Quien camina por Voltaire durante el invierno encuentra una escena curiosa: los árboles todavía conservan muchas de sus naranjas anaranjadas mientras comienzan a florecer nuevamente. Ese encuentro entre fruto maduro y flor blanca, conocida como azahar, llena el aire de un perfume intenso que identifica a este rincón del barrio.

Voltaire es una calle corta y muy tranquila, con viviendas bajas, fachadas antiguas y un arbolado poco común. Entre bergamotas, mandarinas, limoneros y naranjos amargos, conserva una identidad que recuerda a los antiguos barrios de inmigrantes, donde era habitual plantar árboles frutales en patios y veredas para aprovechar sus frutos y perfumar el ambiente. (Palermo Noticias)

El naranjo amargo, un árbol con mucha historia
El naranjo amargo (Citrus aurantium) llegó desde Asia hasta el Mediterráneo hace siglos y fue difundido por los árabes. En España se convirtió en un símbolo de ciudades como Sevilla y Córdoba, mientras que los inmigrantes trajeron esa tradición hasta Buenos Aires, donde todavía sobreviven algunos ejemplares históricos. (Palermo Online Noticias)
Aunque su fruta no suele comerse directamente por su sabor intenso y amargo, tiene numerosos usos gastronómicos.

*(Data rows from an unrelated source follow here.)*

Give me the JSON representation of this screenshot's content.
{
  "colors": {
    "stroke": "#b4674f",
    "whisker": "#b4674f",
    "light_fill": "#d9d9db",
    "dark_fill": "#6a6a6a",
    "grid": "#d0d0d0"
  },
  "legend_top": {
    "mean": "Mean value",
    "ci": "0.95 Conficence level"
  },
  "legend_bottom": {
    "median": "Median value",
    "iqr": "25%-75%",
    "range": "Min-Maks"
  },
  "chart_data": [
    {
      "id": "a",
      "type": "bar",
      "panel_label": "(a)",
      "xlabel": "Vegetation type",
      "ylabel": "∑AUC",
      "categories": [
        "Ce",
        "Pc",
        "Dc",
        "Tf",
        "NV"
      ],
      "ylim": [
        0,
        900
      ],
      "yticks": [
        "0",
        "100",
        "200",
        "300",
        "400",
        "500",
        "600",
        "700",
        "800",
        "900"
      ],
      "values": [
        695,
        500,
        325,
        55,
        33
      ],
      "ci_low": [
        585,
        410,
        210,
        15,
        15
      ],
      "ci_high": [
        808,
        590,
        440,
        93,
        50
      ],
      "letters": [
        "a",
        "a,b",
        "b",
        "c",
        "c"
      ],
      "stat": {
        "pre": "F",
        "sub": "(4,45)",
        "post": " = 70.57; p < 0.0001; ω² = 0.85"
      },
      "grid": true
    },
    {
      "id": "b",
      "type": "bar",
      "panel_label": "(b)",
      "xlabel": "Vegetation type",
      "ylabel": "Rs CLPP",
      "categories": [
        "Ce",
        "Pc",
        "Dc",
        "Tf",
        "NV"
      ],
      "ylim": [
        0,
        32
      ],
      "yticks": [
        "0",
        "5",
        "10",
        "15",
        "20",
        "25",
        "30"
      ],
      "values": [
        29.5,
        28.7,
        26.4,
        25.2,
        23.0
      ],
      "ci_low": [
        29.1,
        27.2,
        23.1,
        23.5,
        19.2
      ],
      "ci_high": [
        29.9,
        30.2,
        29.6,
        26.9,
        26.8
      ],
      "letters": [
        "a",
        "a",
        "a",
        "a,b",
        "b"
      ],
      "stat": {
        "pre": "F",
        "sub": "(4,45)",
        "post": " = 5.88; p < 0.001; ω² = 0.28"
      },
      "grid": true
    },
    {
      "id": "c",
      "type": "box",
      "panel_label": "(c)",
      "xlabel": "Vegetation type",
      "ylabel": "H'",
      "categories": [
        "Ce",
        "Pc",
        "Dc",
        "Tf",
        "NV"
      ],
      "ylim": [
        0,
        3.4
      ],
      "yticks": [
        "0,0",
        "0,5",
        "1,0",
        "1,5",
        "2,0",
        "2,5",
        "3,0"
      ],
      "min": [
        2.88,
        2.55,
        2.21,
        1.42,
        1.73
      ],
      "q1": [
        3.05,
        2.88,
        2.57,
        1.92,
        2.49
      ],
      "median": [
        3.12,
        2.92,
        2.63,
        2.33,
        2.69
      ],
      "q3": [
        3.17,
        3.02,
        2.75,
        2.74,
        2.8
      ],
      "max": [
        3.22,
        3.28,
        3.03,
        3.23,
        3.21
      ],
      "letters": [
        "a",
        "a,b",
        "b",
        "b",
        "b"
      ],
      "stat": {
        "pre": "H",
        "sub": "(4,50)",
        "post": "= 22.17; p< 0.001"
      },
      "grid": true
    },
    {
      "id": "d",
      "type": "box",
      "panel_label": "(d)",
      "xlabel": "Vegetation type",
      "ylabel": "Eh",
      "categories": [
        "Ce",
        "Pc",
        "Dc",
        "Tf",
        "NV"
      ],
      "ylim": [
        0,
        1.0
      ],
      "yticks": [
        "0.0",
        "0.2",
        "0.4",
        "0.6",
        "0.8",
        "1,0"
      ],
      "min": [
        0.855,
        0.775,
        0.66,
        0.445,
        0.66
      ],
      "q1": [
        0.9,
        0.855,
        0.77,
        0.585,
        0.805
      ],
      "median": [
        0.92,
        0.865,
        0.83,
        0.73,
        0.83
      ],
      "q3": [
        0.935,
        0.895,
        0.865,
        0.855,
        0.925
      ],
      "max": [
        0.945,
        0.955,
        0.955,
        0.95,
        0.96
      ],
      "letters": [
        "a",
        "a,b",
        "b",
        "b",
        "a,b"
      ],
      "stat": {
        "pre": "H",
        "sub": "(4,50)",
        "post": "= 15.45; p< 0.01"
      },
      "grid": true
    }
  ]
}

¿Qué se puede hacer con las naranjas amargas?
- Dulce o mermelada de naranja amarga.
- Cáscaras abrillantadas.
- Licores artesanales.
- Agua de azahar para repostería.
- Infusiones aromáticas con sus flores.
La mermelada es probablemente la preparación más conocida. El secreto consiste en remojar previamente las cáscaras para quitar parte del amargor y luego cocinarlas lentamente con azúcar hasta obtener una conserva espesa, perfumada y de un sabor inconfundible. (Palermo Online Noticias)

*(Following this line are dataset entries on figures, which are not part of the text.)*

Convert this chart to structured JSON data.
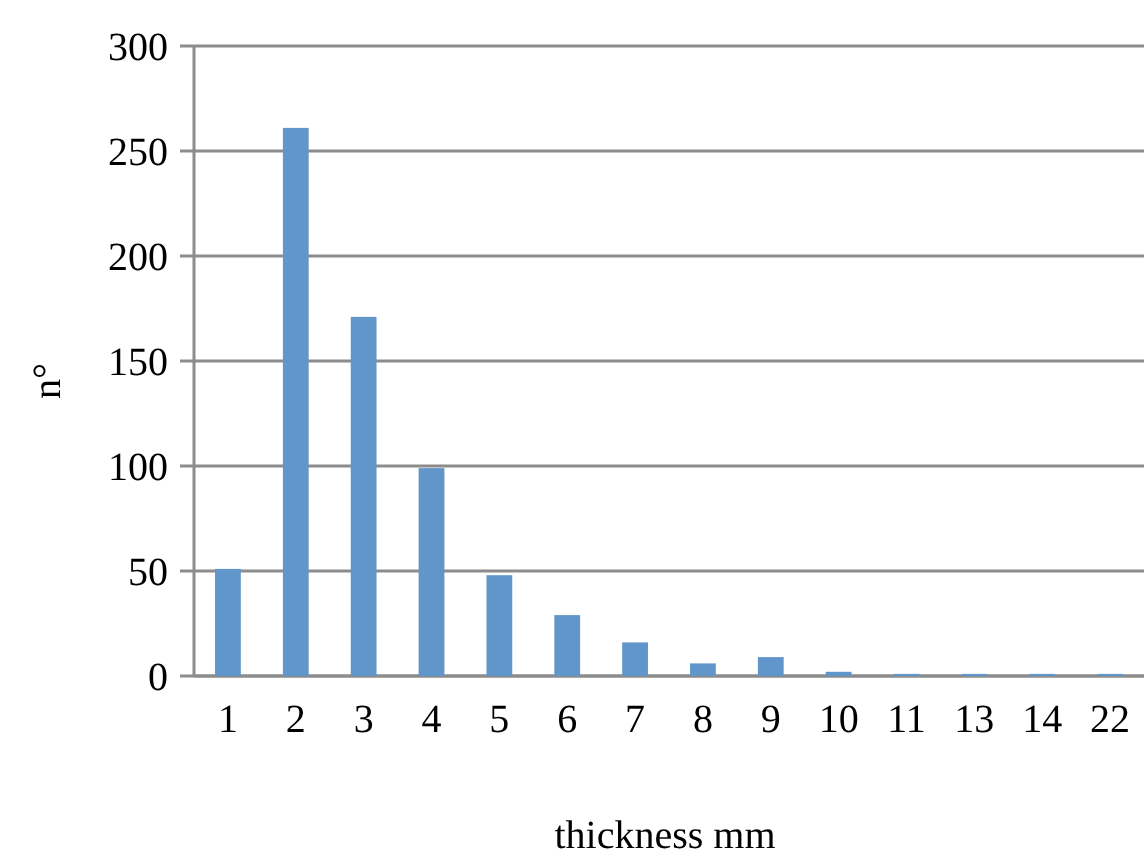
{
  "chart_data": {
    "type": "bar",
    "xlabel": "thickness mm",
    "ylabel": "n°",
    "categories": [
      "1",
      "2",
      "3",
      "4",
      "5",
      "6",
      "7",
      "8",
      "9",
      "10",
      "11",
      "13",
      "14",
      "22"
    ],
    "values": [
      51,
      261,
      171,
      99,
      48,
      29,
      16,
      6,
      9,
      2,
      1,
      1,
      1,
      1
    ],
    "color": "#6096c9",
    "ylim": [
      0,
      300
    ],
    "yticks": [
      0,
      50,
      100,
      150,
      200,
      250,
      300
    ],
    "grid": "y"
  }
}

Un paisaje que ya casi no se planta
En el arbolado público porteño hoy predominan especies ornamentales. Los árboles frutales prácticamente dejaron de utilizarse por cuestiones de mantenimiento urbano, caída de frutos y limpieza de veredas. Sin embargo, muchos ejemplares antiguos permanecen gracias a los vecinos y forman parte del patrimonio paisajístico del barrio. (Palermo Online Noticias)
Por eso, recorrer Voltaire es descubrir un Palermo distinto: más silencioso, con aroma a azahar, donde los naranjos siguen recordando una Buenos Aires de casas bajas, patios y jardines.

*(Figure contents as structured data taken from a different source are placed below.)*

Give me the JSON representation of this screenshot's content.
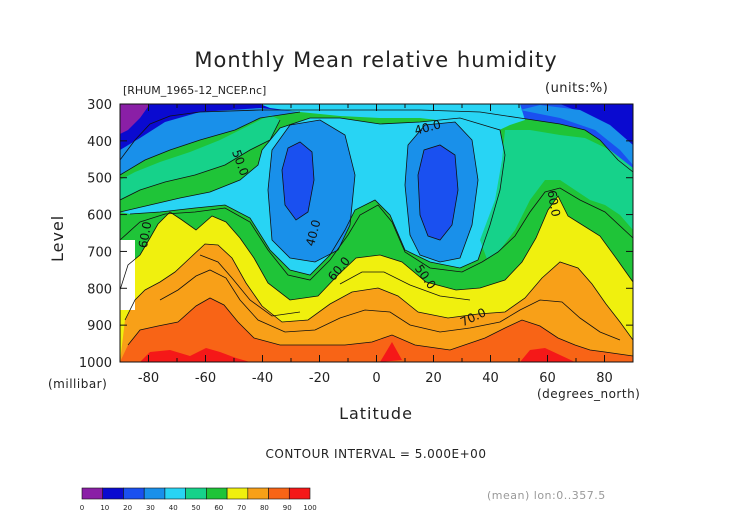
{
  "figure": {
    "title": "Monthly Mean relative humidity",
    "file_label": "[RHUM_1965-12_NCEP.nc]",
    "units_label": "(units:%)",
    "contour_interval_text": "CONTOUR INTERVAL = 5.000E+00",
    "mean_note": "(mean) lon:0..357.5"
  },
  "chart_data": {
    "type": "contour",
    "title": "Monthly Mean relative humidity",
    "xlabel": "Latitude",
    "xunit": "(degrees_north)",
    "ylabel": "Level",
    "yunit": "(millibar)",
    "xlim": [
      -90,
      90
    ],
    "ylim": [
      1000,
      300
    ],
    "xticks": [
      -80,
      -60,
      -40,
      -20,
      0,
      20,
      40,
      60,
      80
    ],
    "xtick_labels": [
      "-80",
      "-60",
      "-40",
      "-20",
      "0",
      "20",
      "40",
      "60",
      "80"
    ],
    "yticks": [
      300,
      400,
      500,
      600,
      700,
      800,
      900,
      1000
    ],
    "ytick_labels": [
      "300",
      "400",
      "500",
      "600",
      "700",
      "800",
      "900",
      "1000"
    ],
    "contour_interval": 5,
    "contour_labels": [
      {
        "text": "40.0",
        "lat": 18,
        "level": 365,
        "angle": -15
      },
      {
        "text": "50.0",
        "lat": -48,
        "level": 460,
        "angle": 70
      },
      {
        "text": "60.0",
        "lat": -81,
        "level": 655,
        "angle": -80
      },
      {
        "text": "40.0",
        "lat": -22,
        "level": 650,
        "angle": -75
      },
      {
        "text": "60.0",
        "lat": -13,
        "level": 748,
        "angle": -50
      },
      {
        "text": "50.0",
        "lat": 17,
        "level": 770,
        "angle": 55
      },
      {
        "text": "60.0",
        "lat": 62,
        "level": 570,
        "angle": 80
      },
      {
        "text": "70.0",
        "lat": 34,
        "level": 880,
        "angle": -25
      }
    ],
    "colorbar": {
      "tick_labels": [
        "0",
        "10",
        "20",
        "30",
        "40",
        "50",
        "60",
        "70",
        "80",
        "90",
        "100"
      ],
      "colors": [
        "#8a1fa6",
        "#0a0ad0",
        "#1a50f0",
        "#1990ea",
        "#28d4f4",
        "#16d28a",
        "#1fc438",
        "#f0f00e",
        "#f8a018",
        "#f86416",
        "#f51818"
      ]
    }
  }
}
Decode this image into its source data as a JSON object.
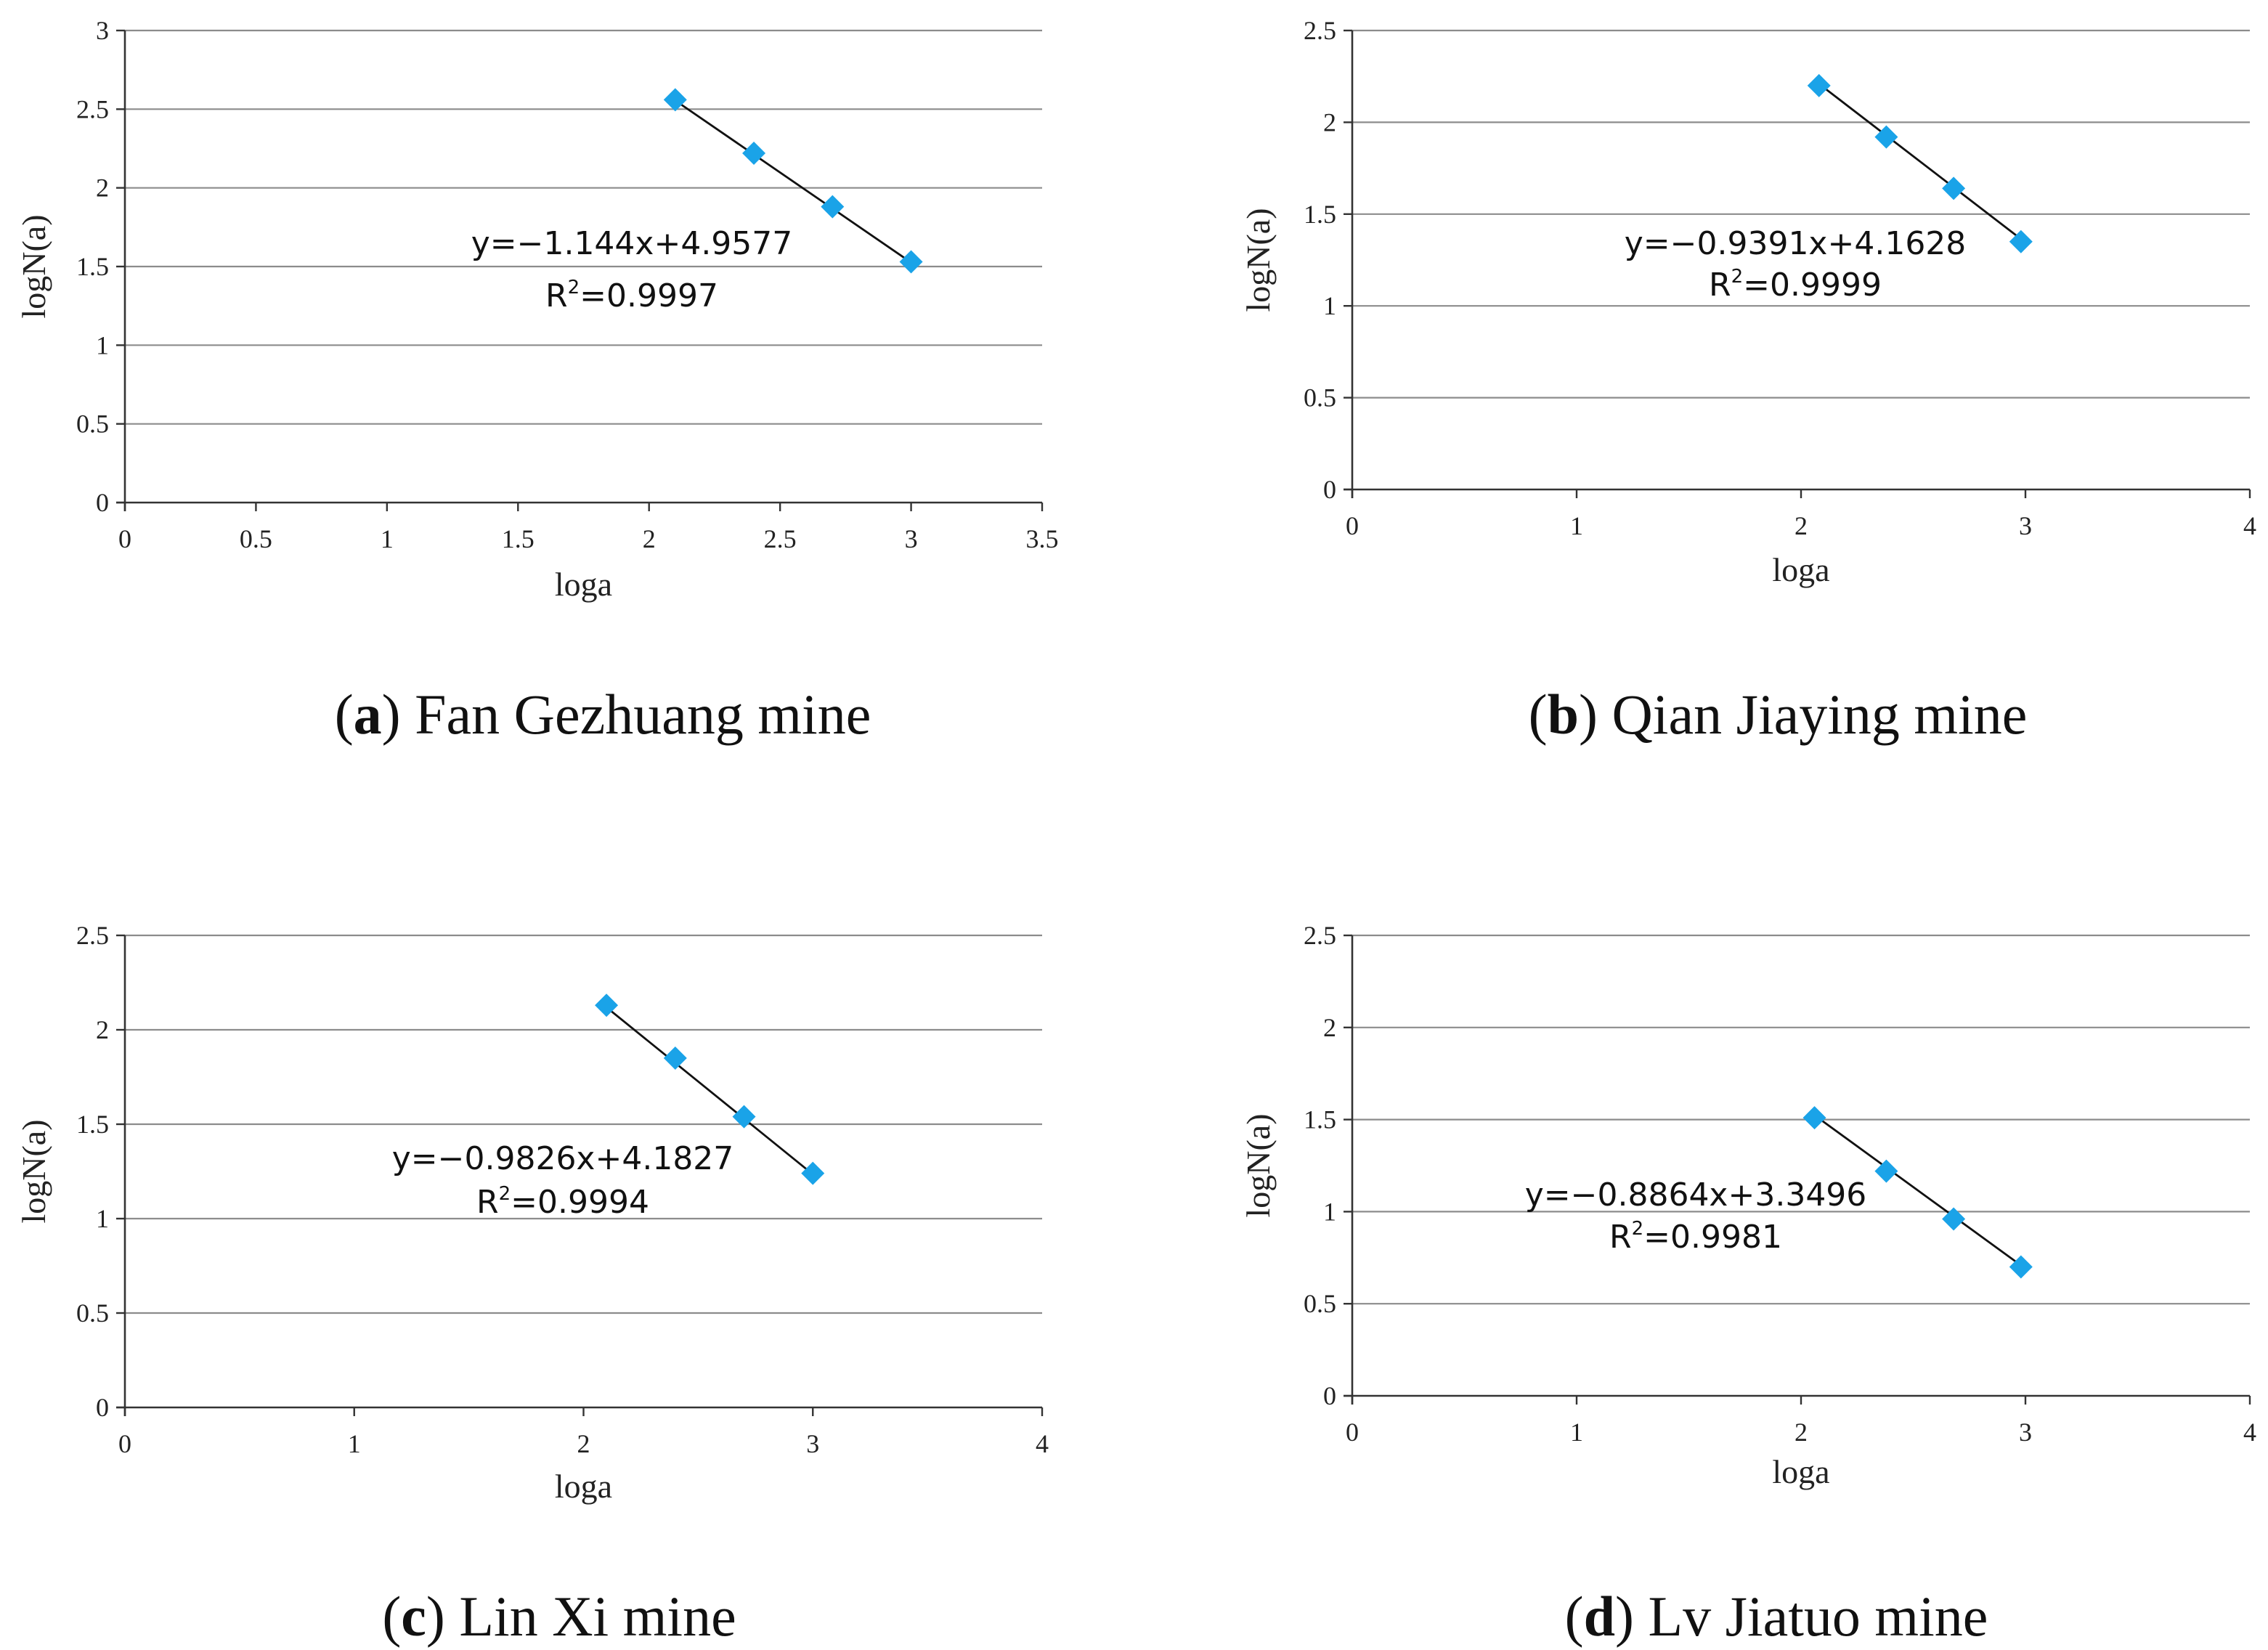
{
  "chart_data": [
    {
      "type": "scatter",
      "panel": "a",
      "caption_letter": "a",
      "caption_text": "Fan Gezhuang mine",
      "xlabel": "loga",
      "ylabel": "logN(a)",
      "xlim": [
        0,
        3.5
      ],
      "ylim": [
        0,
        3
      ],
      "x_ticks": [
        "0",
        "0.5",
        "1",
        "1.5",
        "2",
        "2.5",
        "3",
        "3.5"
      ],
      "y_ticks": [
        "0",
        "0.5",
        "1",
        "1.5",
        "2",
        "2.5",
        "3"
      ],
      "x_tick_values": [
        0,
        0.5,
        1,
        1.5,
        2,
        2.5,
        3,
        3.5
      ],
      "y_tick_values": [
        0,
        0.5,
        1,
        1.5,
        2,
        2.5,
        3
      ],
      "x": [
        2.1,
        2.4,
        2.7,
        3.0
      ],
      "y": [
        2.56,
        2.22,
        1.88,
        1.53
      ],
      "marker_color": "#1aa3e8",
      "trend": {
        "slope": -1.144,
        "intercept": 4.9577,
        "x_range": [
          2.1,
          3.0
        ]
      },
      "equation": "y=−1.144x+4.9577",
      "r2_prefix": "R",
      "r2_sup": "2",
      "r2_value": "=0.9997"
    },
    {
      "type": "scatter",
      "panel": "b",
      "caption_letter": "b",
      "caption_text": "Qian Jiaying mine",
      "xlabel": "loga",
      "ylabel": "logN(a)",
      "xlim": [
        0,
        4
      ],
      "ylim": [
        0,
        2.5
      ],
      "x_ticks": [
        "0",
        "1",
        "2",
        "3",
        "4"
      ],
      "y_ticks": [
        "0",
        "0.5",
        "1",
        "1.5",
        "2",
        "2.5"
      ],
      "x_tick_values": [
        0,
        1,
        2,
        3,
        4
      ],
      "y_tick_values": [
        0,
        0.5,
        1,
        1.5,
        2,
        2.5
      ],
      "x": [
        2.08,
        2.38,
        2.68,
        2.98
      ],
      "y": [
        2.2,
        1.92,
        1.64,
        1.35
      ],
      "marker_color": "#1aa3e8",
      "trend": {
        "slope": -0.9391,
        "intercept": 4.1628,
        "x_range": [
          2.08,
          2.98
        ]
      },
      "equation": "y=−0.9391x+4.1628",
      "r2_prefix": "R",
      "r2_sup": "2",
      "r2_value": "=0.9999"
    },
    {
      "type": "scatter",
      "panel": "c",
      "caption_letter": "c",
      "caption_text": "Lin Xi mine",
      "xlabel": "loga",
      "ylabel": "logN(a)",
      "xlim": [
        0,
        4
      ],
      "ylim": [
        0,
        2.5
      ],
      "x_ticks": [
        "0",
        "1",
        "2",
        "3",
        "4"
      ],
      "y_ticks": [
        "0",
        "0.5",
        "1",
        "1.5",
        "2",
        "2.5"
      ],
      "x_tick_values": [
        0,
        1,
        2,
        3,
        4
      ],
      "y_tick_values": [
        0,
        0.5,
        1,
        1.5,
        2,
        2.5
      ],
      "x": [
        2.1,
        2.4,
        2.7,
        3.0
      ],
      "y": [
        2.13,
        1.85,
        1.54,
        1.24
      ],
      "marker_color": "#1aa3e8",
      "trend": {
        "slope": -0.9826,
        "intercept": 4.1827,
        "x_range": [
          2.1,
          3.0
        ]
      },
      "equation": "y=−0.9826x+4.1827",
      "r2_prefix": "R",
      "r2_sup": "2",
      "r2_value": "=0.9994"
    },
    {
      "type": "scatter",
      "panel": "d",
      "caption_letter": "d",
      "caption_text": "Lv Jiatuo mine",
      "xlabel": "loga",
      "ylabel": "logN(a)",
      "xlim": [
        0,
        4
      ],
      "ylim": [
        0,
        2.5
      ],
      "x_ticks": [
        "0",
        "1",
        "2",
        "3",
        "4"
      ],
      "y_ticks": [
        "0",
        "0.5",
        "1",
        "1.5",
        "2",
        "2.5"
      ],
      "x_tick_values": [
        0,
        1,
        2,
        3,
        4
      ],
      "y_tick_values": [
        0,
        0.5,
        1,
        1.5,
        2,
        2.5
      ],
      "x": [
        2.06,
        2.38,
        2.68,
        2.98
      ],
      "y": [
        1.51,
        1.22,
        0.96,
        0.7
      ],
      "marker_color": "#1aa3e8",
      "trend": {
        "slope": -0.8864,
        "intercept": 3.3496,
        "x_range": [
          2.06,
          2.98
        ]
      },
      "equation": "y=−0.8864x+3.3496",
      "r2_prefix": "R",
      "r2_sup": "2",
      "r2_value": "=0.9981"
    }
  ]
}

Un paseo para hacer despacio
Entre las calles Arévalo y Carranza, atravesando Ravignani, Voltaire invita a caminar sin apuro. Cuando los naranjos están en flor, el perfume invade toda la cuadra y transforma un simple paseo en una experiencia sensorial que sorprende tanto a vecinos como a turistas. (Palermo Noticias)
Porque, a veces, los mayores tesoros de Palermo no son los grandes parques ni los edificios famosos, sino una calle tranquila donde un viejo naranjo amargo sigue floreciendo año tras año, como un pequeño homenaje a la historia de quienes hicieron de Buenos Aires su hogar.